Pu-pi-lla di Raoul Gilioli come segregazione della donna
Un’ installazione molto importante come denuncia della violenza sulle donne nell’arte che riscosse successo nel 2014, “Pu-pi-lla, through the looking glass”, dell’artista Gilioli che apparve nella città di Torino.
Pu-pi-lla si presenta come un grosso monolite nero che si illumina grazie ad un sensore alla vicinanza della gente.
Nel suo illuminarsi il monolite diventa trasparente ed appare una donna nuda, intrappolata, segregata, resa prigioniera, privata di ogni libertà. E’ li che si lascia guardare nella sua nudità, ma lei non vede la luce, dall’interno del monolite la superficie è riflettente, la donna è sola, non può interagire con il pubblico, non può chiedere aiuto perchè è intrappolata in una scura gabbia e nel riflesso del suo corpo violentato. Il monolite che si illumina all’avvicinarsi della gente rappresenta la luce che si accende al clamore istantaneo dei media che accendono i riflettori sui drammi avvenuti.
“Il nero del cristallo è associato al colore del velo imposto alle donne da numerose tradizioni, spesso come condizione punitiva o di annullamento, privazione. Il velo protegge ma al tempo stesso imprigiona, controlla”
“..è la bara di Biancaneve dei fratelli Grimm e del diffuso immaginario stereotipato. Narciso innamorato della sua immagine sceglie di specchiarsi nello stagno, Alice di attraversare lo specchio, per Socrate la pupilla ci dà la possibilità di scelta, riflettercisi o andare oltre scrutando l’anima. Catarsi di un dramma.”
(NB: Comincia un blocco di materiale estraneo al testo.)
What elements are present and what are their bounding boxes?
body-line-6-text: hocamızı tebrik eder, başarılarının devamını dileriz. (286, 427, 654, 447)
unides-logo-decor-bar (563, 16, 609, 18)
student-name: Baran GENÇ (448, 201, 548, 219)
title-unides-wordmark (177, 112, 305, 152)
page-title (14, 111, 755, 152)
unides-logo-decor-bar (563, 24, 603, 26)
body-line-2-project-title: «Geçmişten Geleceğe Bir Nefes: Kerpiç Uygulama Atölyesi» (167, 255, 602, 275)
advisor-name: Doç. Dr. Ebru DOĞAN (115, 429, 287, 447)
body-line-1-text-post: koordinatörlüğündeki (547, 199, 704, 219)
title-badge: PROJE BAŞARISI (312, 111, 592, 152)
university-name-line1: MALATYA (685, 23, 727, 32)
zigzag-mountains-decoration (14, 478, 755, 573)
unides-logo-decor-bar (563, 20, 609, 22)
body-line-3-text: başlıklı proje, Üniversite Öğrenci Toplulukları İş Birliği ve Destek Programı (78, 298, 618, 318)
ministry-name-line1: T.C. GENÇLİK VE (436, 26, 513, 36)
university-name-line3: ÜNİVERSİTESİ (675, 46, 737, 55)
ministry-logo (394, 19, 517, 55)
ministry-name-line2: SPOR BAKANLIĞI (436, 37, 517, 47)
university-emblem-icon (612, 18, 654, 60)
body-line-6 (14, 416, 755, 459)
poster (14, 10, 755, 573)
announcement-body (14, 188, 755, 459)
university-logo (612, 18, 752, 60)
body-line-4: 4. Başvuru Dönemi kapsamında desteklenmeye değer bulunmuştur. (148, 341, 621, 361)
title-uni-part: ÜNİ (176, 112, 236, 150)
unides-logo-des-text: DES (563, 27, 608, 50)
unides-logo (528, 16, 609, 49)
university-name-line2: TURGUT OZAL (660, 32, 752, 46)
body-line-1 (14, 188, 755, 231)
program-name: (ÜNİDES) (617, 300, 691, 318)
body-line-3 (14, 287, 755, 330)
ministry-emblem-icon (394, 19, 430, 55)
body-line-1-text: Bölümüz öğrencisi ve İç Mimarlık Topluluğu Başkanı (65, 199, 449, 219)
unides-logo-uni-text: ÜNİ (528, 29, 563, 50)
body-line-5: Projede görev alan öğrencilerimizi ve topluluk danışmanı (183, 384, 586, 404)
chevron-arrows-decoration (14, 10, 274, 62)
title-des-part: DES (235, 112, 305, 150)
Barbara Kruger e il femminismo
Uno dei manifesti per la violenza sulle donne nell’arte è proprio l’opera di Barbara Kruger. Artista statunitense che prese molto a cuore la vicenda del femminicidio e della violenza di genere e negli anni in cui stava progredendo il femminismo la Kruger parlò attraverso le sue opere appoggiando la causa.
Le sue opere sono veri e proprio manifesti, fatti con stampe di raffigurazioni per lo più di donne in bianco e nero e accompagnate da delle scritte molto importanti e dirette con sfondo rosso per farle risaltare, che l’artista pone come manifesto della violenza sulle donne nell’arte.
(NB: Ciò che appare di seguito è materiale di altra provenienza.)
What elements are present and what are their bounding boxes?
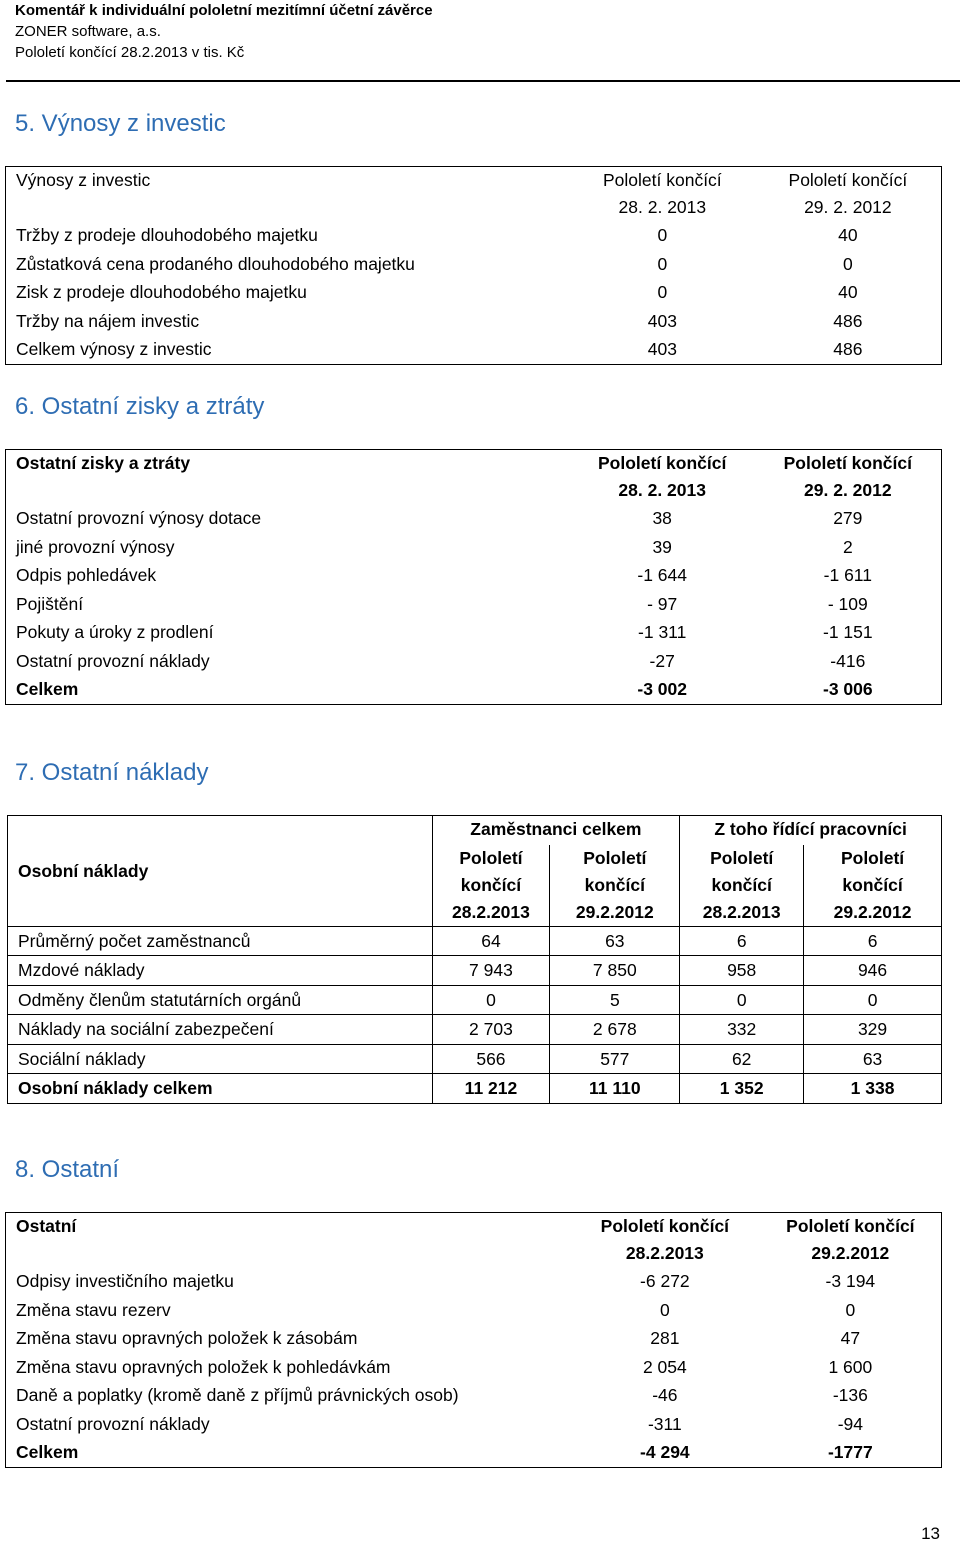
row-label: Změna stavu opravných položek k zásobám <box>16 1328 358 1348</box>
table-row <box>6 618 942 647</box>
table-row <box>8 1044 942 1074</box>
value-2012: 279 <box>833 508 863 528</box>
column-header-period: Pololetí končící <box>598 453 727 473</box>
group-header-managers: Z toho řídící pracovníci <box>680 816 942 845</box>
value-2012: 486 <box>833 310 863 331</box>
value-2013: -4 294 <box>640 1442 690 1462</box>
table-row <box>6 1324 942 1353</box>
period-note: Pololetí končící 28.2.2013 v tis. Kč <box>15 44 245 61</box>
value-2013: 403 <box>647 339 677 359</box>
subheader-period: Pololetí <box>840 847 905 868</box>
value-2013: 2 054 <box>642 1356 687 1377</box>
value-cell: 0 <box>432 985 550 1015</box>
value-2013: -6 272 <box>640 1271 690 1291</box>
total-row <box>6 1438 942 1467</box>
column-header-label: Ostatní <box>16 1216 77 1236</box>
row-label: Zisk z prodeje dlouhodobého majetku <box>16 282 307 302</box>
table-row <box>8 985 942 1015</box>
value-2012: -136 <box>832 1385 868 1405</box>
value-cell: 2 678 <box>550 1015 680 1045</box>
subheader-ending: končící <box>711 874 772 895</box>
value-cell: 11 212 <box>432 1074 550 1104</box>
value-2013: -311 <box>647 1413 682 1434</box>
value-2013: 0 <box>657 225 668 245</box>
value-2012: -3 194 <box>825 1271 876 1291</box>
row-label: Odpis pohledávek <box>16 565 157 585</box>
value-cell: 946 <box>804 956 942 986</box>
row-label: Průměrný počet zaměstnanců <box>8 926 433 956</box>
group-header-employees: Zaměstnanci celkem <box>432 816 680 845</box>
subheader-date: 29.2.2012 <box>833 901 912 922</box>
table-header-row <box>6 1213 942 1268</box>
row-label: jiné provozní výnosy <box>16 536 175 557</box>
value-2012: 0 <box>845 1299 856 1320</box>
other-items-table <box>5 1212 942 1468</box>
row-label: Odpisy investičního majetku <box>16 1271 234 1291</box>
value-2013: - 97 <box>647 593 678 614</box>
value-2012: -1 611 <box>823 565 872 585</box>
value-cell: 6 <box>804 926 942 956</box>
column-header-period: Pololetí končící <box>600 1216 730 1236</box>
value-2012: - 109 <box>827 593 868 614</box>
value-cell: 566 <box>432 1044 550 1074</box>
value-2012: 40 <box>838 282 858 302</box>
table-row <box>6 1353 942 1382</box>
value-cell: 2 703 <box>432 1015 550 1045</box>
row-label: Mzdové náklady <box>8 956 433 986</box>
column-header-date: 29. 2. 2012 <box>804 197 892 217</box>
table-row <box>6 221 942 250</box>
page-number: 13 <box>921 1524 940 1543</box>
value-2013: -46 <box>652 1385 678 1405</box>
row-label: Celkem <box>16 1442 79 1462</box>
value-cell: 6 <box>680 926 804 956</box>
document-title: Komentář k individuální pololetní mezitímní účetní závěrce <box>15 2 433 19</box>
table-row <box>6 1410 942 1439</box>
value-2012: -1 151 <box>823 622 873 642</box>
value-2012: -3 006 <box>823 679 873 699</box>
value-2012: 486 <box>833 339 863 359</box>
table-row <box>8 926 942 956</box>
value-2012: 40 <box>838 225 858 245</box>
value-cell: 332 <box>680 1015 804 1045</box>
value-2012: -94 <box>837 1413 863 1434</box>
table-row <box>6 1381 942 1410</box>
column-header-date: 28. 2. 2013 <box>618 480 706 500</box>
column-header-period: Pololetí končící <box>603 170 722 190</box>
subheader-ending: končící <box>842 874 903 895</box>
value-2012: -1777 <box>827 1442 873 1462</box>
row-label: Ostatní provozní náklady <box>16 650 210 671</box>
subheader-date: 29.2.2012 <box>575 901 654 922</box>
column-header-date: 28.2.2013 <box>625 1243 704 1263</box>
table-row <box>6 278 942 307</box>
row-label: Ostatní provozní výnosy dotace <box>16 508 262 528</box>
table-header-row <box>6 167 942 222</box>
value-2012: -416 <box>830 650 866 671</box>
table-row <box>6 647 942 676</box>
table-row <box>6 307 942 336</box>
row-label: Pokuty a úroky z prodlení <box>16 622 214 642</box>
row-label: Náklady na sociální zabezpečení <box>8 1015 433 1045</box>
row-label: Zůstatková cena prodaného dlouhodobého majetku <box>16 253 415 274</box>
value-2013: 39 <box>652 536 672 557</box>
row-label: Změna stavu rezerv <box>16 1299 171 1320</box>
value-2013: -1 311 <box>638 622 687 642</box>
value-2012: 2 <box>842 536 853 557</box>
value-2013: 0 <box>659 1299 670 1320</box>
row-label: Pojištění <box>16 593 84 614</box>
value-2013: 403 <box>647 310 677 331</box>
personnel-costs-table <box>7 815 942 1104</box>
table-header-row <box>6 450 942 505</box>
value-cell: 7 850 <box>550 956 680 986</box>
subheader-ending: končící <box>584 874 645 895</box>
table-row <box>6 533 942 562</box>
column-header-period: Pololetí končící <box>783 453 912 473</box>
total-row <box>8 1074 942 1104</box>
value-2012: 47 <box>840 1328 861 1348</box>
row-label: Celkem <box>16 679 79 699</box>
value-2013: -3 002 <box>637 679 687 699</box>
column-header-period: Pololetí končící <box>788 170 908 190</box>
section-7-title: 7. Ostatní náklady <box>15 759 209 786</box>
value-cell: 0 <box>680 985 804 1015</box>
value-2013: -27 <box>649 650 675 671</box>
value-2012: 1 600 <box>828 1356 873 1377</box>
value-2013: 0 <box>657 282 668 302</box>
investment-income-table <box>5 166 942 365</box>
value-cell: 63 <box>804 1044 942 1074</box>
value-cell: 5 <box>550 985 680 1015</box>
table-row <box>6 590 942 619</box>
value-cell: 63 <box>550 926 680 956</box>
subheader-period: Pololetí <box>459 847 523 868</box>
subheader-date: 28.2.2013 <box>452 901 530 922</box>
value-cell: 329 <box>804 1015 942 1045</box>
value-cell: 958 <box>680 956 804 986</box>
subheader-date: 28.2.2013 <box>702 901 781 922</box>
table-row <box>6 1267 942 1296</box>
section-8-title: 8. Ostatní <box>15 1156 120 1183</box>
table-row <box>8 1015 942 1045</box>
column-header-label: Osobní náklady <box>8 816 433 927</box>
value-2013: 0 <box>657 253 668 274</box>
value-2013: 281 <box>650 1328 680 1348</box>
value-2013: -1 644 <box>637 565 687 585</box>
row-label: Odměny členům statutárních orgánů <box>8 985 433 1015</box>
value-cell: 11 110 <box>550 1074 680 1104</box>
table-row <box>6 561 942 590</box>
value-cell: 577 <box>550 1044 680 1074</box>
column-header-date: 29. 2. 2012 <box>804 480 892 500</box>
table-row <box>6 1296 942 1325</box>
column-header-date: 28. 2. 2013 <box>618 197 707 217</box>
column-header-label: Výnosy z investic <box>16 170 151 190</box>
table-row <box>6 504 942 533</box>
subheader-period: Pololetí <box>710 847 774 868</box>
row-label: Celkem výnosy z investic <box>16 339 212 359</box>
total-row <box>6 675 942 704</box>
subheader-ending: končící <box>460 874 522 895</box>
value-cell: 0 <box>804 985 942 1015</box>
value-cell: 1 338 <box>804 1074 942 1104</box>
table-group-header-row <box>8 816 942 845</box>
other-gains-losses-table <box>5 449 942 705</box>
header-divider <box>6 80 960 82</box>
value-2012: 0 <box>842 253 853 274</box>
column-header-label: Ostatní zisky a ztráty <box>16 453 191 473</box>
row-label: Sociální náklady <box>8 1044 433 1074</box>
row-label: Změna stavu opravných položek k pohledávkám <box>16 1356 391 1377</box>
row-label: Daně a poplatky (kromě daně z příjmů právnických osob) <box>16 1385 459 1405</box>
row-label: Ostatní provozní náklady <box>16 1413 210 1434</box>
section-5-title: 5. Výnosy z investic <box>15 110 226 137</box>
company-name: ZONER software, a.s. <box>15 23 161 40</box>
value-cell: 7 943 <box>432 956 550 986</box>
table-row <box>6 250 942 279</box>
total-row <box>6 335 942 364</box>
subheader-period: Pololetí <box>583 847 647 868</box>
row-label: Tržby z prodeje dlouhodobého majetku <box>16 225 318 245</box>
table-row <box>8 956 942 986</box>
value-cell: 62 <box>680 1044 804 1074</box>
row-label: Tržby na nájem investic <box>16 310 200 331</box>
value-cell: 64 <box>432 926 550 956</box>
column-header-period: Pololetí končící <box>786 1216 915 1236</box>
column-header-date: 29.2.2012 <box>811 1243 890 1263</box>
row-label: Osobní náklady celkem <box>8 1074 433 1104</box>
value-cell: 1 352 <box>680 1074 804 1104</box>
value-2013: 38 <box>652 508 672 528</box>
document-header <box>15 0 960 63</box>
section-6-title: 6. Ostatní zisky a ztráty <box>15 393 265 420</box>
La più famosa è Your body is a battleground, Il tuo corpo è un campo di battaglia realizzata per il movimento femminista per mobilitare le donne americane dai tabù sessuali e formentare una rivoluzione. Attaccò questi manifesti in tutta la città alle due di notte.
Altra opera degna di importanza è We have received orders not to move, Abbiamo ricevuto l’ordine di non muoverci.
Non si poteva che citare le opere della Kruger come ultime per denunciare la violenza sulle donne nell’arte, proprio perchè non rappresenta un fatto accaduto ma dà forza a tutte le donne che subiscono e hanno subito violenza di avere coraggio ed iniziare una lotta contro l’aggressore facendosi forza e denunciandolo e di non subire sottostando ai comandi.
La violenza di genere è sempre esistita. Non si capisce come l’importanza della donna abbia subito una regressione, in quanto la donna in antichità era considerata la procreatrice della vita, la madre terra, esisteva, infatti, il culto della dea Madre e nella civiltà egizia addirittura la donna aveva una sua indipendenza, sacerdotessa e attiva socialmente e politicamente. Col passare dei secoli però iniziò ad essere vista solo come un corpo di proprietà e l’intelligenza, la creatività, la libertà di pensiero furono occultate. Grazie al femminismo e a tutte le battaglie, le donne hanno trovato la forza di rivendicare ciò che a loro era stato rubato: la libertà.